Those Military Tribunals

Hmm, I’m not sure this is quite right:

All charges against the two detainees in Monday’s hearings, Omar Khadr,
and Yasser Ahmed Hamdan, the man accused of being Osama bin Laden’s
driver, were dismissed, throwing the legal system at Guantánamo into
chaos.

The legal system at Guantanamo has always been chaos. There is no "throwing" about it. I have to admit that I regard the whole thing as one of the more mystifying issues of the past few years. Why was there this attempt to create an entirely new legal jurisdiction?

In

6 responses

  1. AntiCitizenOne Avatar
    AntiCitizenOne

    > Why was there this attempt to create an entirely new legal jurisdiction?
    Create a delay, then send them back to Afghanistan to be tried shot.
    They should be treated as the Geneva convention demands (wall + jihadi + firing squad).

  2. Why? In the hope that their new legal system would not protect those brought before it. What they failed to understand was that judges don’t change when they sit in a different courtroom – there’s no incentive to dispense bad justice, and the strong incentive of conscience and professionalism not to.

  3. Baby-eating Liberal Avatar
    Baby-eating Liberal

    Tim, the answer to your question regarding the ‘why’ can be seen in the administration’s belief that rule of law does not apply to those in power in the 50-100 year timeframe of the War on Terror.
    The Geneva Conventions on detainee treatment are ‘quaint’, FISA is too restrictive since it requires some form of oversight/review, Gitmo needs doubled in size – this is the new era of Dirty Harry, in which bad men in black hats can’t be dealt with inside of the law.
    I’m feeling you on this one, AntiCitzenOne – this is an administration that would really love to get things over with and just shoot them. Simple, right? Clean, pure, and certainly devoid of the hypocrisy of the current shadow system, where even if guilt is established, it is established in secret. Are they guilty? Are they innocent? Were their thumbs broken to get them to sign a confession? Were they feted with sirloin and yoga exercise, instead? The lack of any sense of transparency in the process puts the whole thing in question, even if behind closed doors the situation is on the up and up, we don’t _know_ that.
    Combine the questionable results with unknown methods, and add in the fact that the new legal jurisdiction is nowehere near as efficient in obtaining convictions as the criminal justice system (Tribunals: 1 guy, David Hicks; Actual Justice: Shoe Bomber, Life; Moussaoui, Life; Lackawanna Six, 7-10; Ahmed Ali, 30; Mohammeds al-Moayad and Zayed [75 and 45]; etc.) and the only conclusion I can draw is that GWB wanted a system where, as AntiCitizenOne pointed out, we could just shoot them and be done with it, but in doing so accidentally coupled that setup to something that tried to resemble an American military court.
    If, perhaps, he had tried to couple bullet-to-the-head justice with a Chinese military court, or a Soviet military court, there might have been more satisfying results and body counts.

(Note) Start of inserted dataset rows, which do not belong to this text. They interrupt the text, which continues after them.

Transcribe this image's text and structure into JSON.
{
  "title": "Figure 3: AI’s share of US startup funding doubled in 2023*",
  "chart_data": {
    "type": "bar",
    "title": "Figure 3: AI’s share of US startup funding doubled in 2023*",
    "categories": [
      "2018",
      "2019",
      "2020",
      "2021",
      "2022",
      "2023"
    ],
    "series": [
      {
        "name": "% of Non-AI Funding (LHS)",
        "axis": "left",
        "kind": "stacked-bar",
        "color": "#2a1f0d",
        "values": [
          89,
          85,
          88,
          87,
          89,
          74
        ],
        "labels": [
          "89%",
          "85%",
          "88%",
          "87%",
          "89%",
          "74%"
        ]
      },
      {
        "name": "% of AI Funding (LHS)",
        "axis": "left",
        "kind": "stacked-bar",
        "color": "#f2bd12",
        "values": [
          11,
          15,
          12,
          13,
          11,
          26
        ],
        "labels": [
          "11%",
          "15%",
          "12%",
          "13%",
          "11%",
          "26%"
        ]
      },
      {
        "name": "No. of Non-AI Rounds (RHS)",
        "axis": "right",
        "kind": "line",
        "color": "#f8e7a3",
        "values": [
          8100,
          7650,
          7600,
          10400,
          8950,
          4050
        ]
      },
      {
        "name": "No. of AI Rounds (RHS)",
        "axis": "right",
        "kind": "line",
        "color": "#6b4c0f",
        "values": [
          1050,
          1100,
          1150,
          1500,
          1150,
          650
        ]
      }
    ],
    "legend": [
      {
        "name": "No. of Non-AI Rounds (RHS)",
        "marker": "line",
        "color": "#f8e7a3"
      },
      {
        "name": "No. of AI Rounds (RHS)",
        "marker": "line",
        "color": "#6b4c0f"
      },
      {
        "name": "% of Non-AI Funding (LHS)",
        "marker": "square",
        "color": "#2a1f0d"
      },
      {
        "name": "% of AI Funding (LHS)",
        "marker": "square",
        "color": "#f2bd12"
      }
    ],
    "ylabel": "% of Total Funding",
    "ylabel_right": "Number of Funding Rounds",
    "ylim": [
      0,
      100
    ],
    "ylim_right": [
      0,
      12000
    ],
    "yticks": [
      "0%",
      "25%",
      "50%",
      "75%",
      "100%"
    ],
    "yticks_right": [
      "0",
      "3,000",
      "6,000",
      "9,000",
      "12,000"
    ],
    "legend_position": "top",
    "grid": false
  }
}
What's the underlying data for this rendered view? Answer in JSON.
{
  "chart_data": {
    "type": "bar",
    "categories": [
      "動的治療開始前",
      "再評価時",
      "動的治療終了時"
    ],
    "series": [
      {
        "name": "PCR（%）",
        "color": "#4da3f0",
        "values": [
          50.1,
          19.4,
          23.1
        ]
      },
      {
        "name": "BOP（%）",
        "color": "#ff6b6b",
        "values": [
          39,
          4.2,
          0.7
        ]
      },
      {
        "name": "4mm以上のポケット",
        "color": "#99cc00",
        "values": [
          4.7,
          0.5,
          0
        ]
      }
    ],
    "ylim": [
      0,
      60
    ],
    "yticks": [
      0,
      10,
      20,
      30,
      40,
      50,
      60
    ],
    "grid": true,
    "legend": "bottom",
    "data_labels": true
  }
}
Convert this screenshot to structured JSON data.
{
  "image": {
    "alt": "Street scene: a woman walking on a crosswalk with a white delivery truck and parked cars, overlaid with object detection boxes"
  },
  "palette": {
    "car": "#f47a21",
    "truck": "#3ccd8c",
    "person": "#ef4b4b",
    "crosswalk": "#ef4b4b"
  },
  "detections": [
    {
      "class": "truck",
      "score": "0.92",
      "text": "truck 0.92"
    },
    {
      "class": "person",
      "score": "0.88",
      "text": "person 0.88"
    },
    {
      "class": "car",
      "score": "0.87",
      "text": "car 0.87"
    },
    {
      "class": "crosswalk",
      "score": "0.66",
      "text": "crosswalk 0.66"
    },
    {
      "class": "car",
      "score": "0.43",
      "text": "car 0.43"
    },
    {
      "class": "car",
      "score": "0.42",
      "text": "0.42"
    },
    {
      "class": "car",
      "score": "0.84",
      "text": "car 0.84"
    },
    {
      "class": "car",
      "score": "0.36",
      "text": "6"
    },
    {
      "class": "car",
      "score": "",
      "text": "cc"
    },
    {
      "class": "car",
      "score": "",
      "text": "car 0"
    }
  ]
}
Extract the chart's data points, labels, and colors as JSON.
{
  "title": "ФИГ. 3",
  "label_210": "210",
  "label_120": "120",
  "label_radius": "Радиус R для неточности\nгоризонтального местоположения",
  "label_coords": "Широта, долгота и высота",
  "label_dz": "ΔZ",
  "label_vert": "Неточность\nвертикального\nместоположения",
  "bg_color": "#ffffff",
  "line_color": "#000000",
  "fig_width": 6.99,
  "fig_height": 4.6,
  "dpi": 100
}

  4. Andrew Paterson Avatar
    Andrew Paterson

    Surely before Guantanamo (an intelligence gathering operation first and foremost), those within its walls who carried out perfidy (including Omar Khadr IIRC), fought without a uniform/recognisable symbol etc would have simply been shot upon capture on the hills of Afghanistan.

  5. I’ve long argued that Gitmo should be used as a triage mechanism. Separate the stream of detainees into three groups: those with low intelligence value who are unlikely to be a future threat, those with low intelligence value who are likely to be a future threat, and high intelligence value targets. Group one you release (after fingerprinting them etc.) Group two you speedily execute. Group three you sweat until all useful intelligence has been extracted, then you execute them.

  6. Baby-Eating Liberal Avatar
    Baby-Eating Liberal

    See, Mr. Gillies understands: implement the Soviet/Chinese Communist system of detention and interrogation and conservatives get exactly what they think they want. Just don’t be hypocritical about it – simply admit that you’re implementing the same system that has well served autocratic regimes throughout time.